Cela dit, il faut constater que cette « Autorité Palestinienne » ne dispose d ‘aucune force civile ou militaire susceptible de faire respecter ses décisions. C’est dans ces conditions que des individus incontrôlés , en 2015 , ont organisé , en Cisjordanie, des tirs de missiles destinés à détruire des constructions civiles en Israël. L’ « Autorité Palestinienne » ne disposait, répétons-le, d’aucun moyen civil ou militaire pour empêcher ces attentats. Et c’est donc l’Etat d‘Israël qui est intervenu, légitimement, sur le territoire théoriquement gouverné par l’Autorité Palestinienne, pour mettre fin à ces agressions.

Néanmoins, de nombreux pays reconnaissent, en la Cisjordanie, un Etat Palestinien. Il s’agit d’une majorité de pays arabo-musulmans. Mais on y trouve aussi la Suède. En France, l’Assemblée nationale et le Sénat ont adopté, en 1994, une résolution non-contraignante invitant le gouvernement à une reconnaissance de l’Etat palestinien…

Il convient aussi de noter la récente prise de position du Pape et du Saint-Siège, par la voix de l’ « Osservatore Romano », en faveur d’un statut quo à Jérusalem.

Continuons notre marche vers Jérusalem. Dans sa boutique de souvenirs, à quelques minutes de la basilique de la Nativité, à Bethléhem, Moussa, Palestinien âgé de vingt ans, interviewé par le journal « La Croix », déclare : « Deux Etats, je n’y crois pas car les Israéliens ne voudront jamais enlever les colonies qu’ils ont sur nos terres. Le plus simple, ce serait d’avoir un seul Etat, avec Jérusalem comme capitale. »

Moussa, comme un certain nombre de Palestiniens, semble pessimiste face à la possibilité de créer un Etat Palestinien.

Dans son appartement de la Vieille Ville, à Jérusalem, Nicolas, Palestinien lui aussi, rejoint le pessimisme de Moussa : « Je suis pour la solution à un Etat. On pourrait même faire de cet endroit un lieu international, où tout le monde pourrait venir. »

Une seule entité à Jérusalem, sans mur de séparation et sans check-point : l’idée a de quoi séduire. Considérés comme « résidents étrangers » d’une ville qu’ils habitent souvent depuis toujours, les Palestiniens ont une vision pessimiste de leur avenir. Avec 75% de la population sous le seuil de pauvreté, pour une densité 8 fois plus importante qu’à Jérusalem-ouest, leur vie quotidienne n’est pas facile.

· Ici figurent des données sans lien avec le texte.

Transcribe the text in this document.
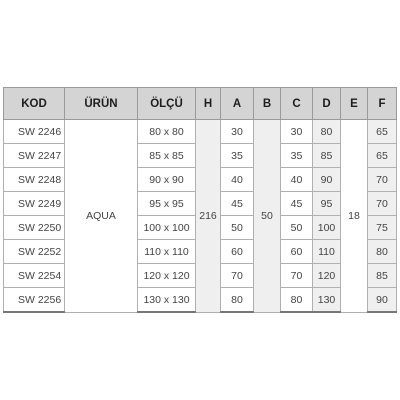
KOD	ÜRÜN	ÖLÇÜ	H	A	B	C	D	E	F
SW 2246	AQUA	80 x 80	216	30	50	30	80	18	65
SW 2247		85 x 85		35		35	85		65
SW 2248		90 x 90		40		40	90		70
SW 2249		95 x 95		45		45	95		70
SW 2250		100 x 100		50		50	100		75
SW 2252		110 x 110		60		60	110		80
SW 2254		120 x 120		70		70	120		85
SW 2256		130 x 130		80		80	130		90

Palestiniens, mais séparés de la Cisjordanie par un mur, les habitants de Jérusalem-est se sentent souvent les « laissés pour compte » d’une administration palestinienne peu intéressée par leur situation. Près de la porte de Damas, le ressentiment contre Mahmoud Abbas, l’actuel Président de l’Autorité Palestinienne est très fort. En Cisjordanie 70% des personnes interrogées souhaitent voir Mahmoud Abbas démissionner, un pourcentage qui monte à 80% dans la bande de Gaza.

« La solution ne viendra pas des Palestiniens. Nous voulons la paix. C’est désormais à la Communauté internationale et non plus aux Américains d’agir! » s’exclame Nabila Kilani, qui vit à Beit Lahiya, dans le nord de la Bande de Gaza.

Un avis que partage Hanan Ashrawi, de l’OLP. « La Communauté internationale a permis la création de l’Etat d’Israël, c’est donc à elle de prendre ses responsabilités désormais. »

Et il faut bien admettre que la communauté internationale ne peut pas se permettre de laisser de côté, comme elle semble le faire aujourd’hui, le problème grave que pose le fait que la Cisjordanie n’est pas gérée par un état digne de ce nom.

Il appartient aux Etats européens de prendre, de toute urgence, ce problème en charge. Ils doivent, à l’évidence, sortir du silence dangereux où ils semblent s’être confinés.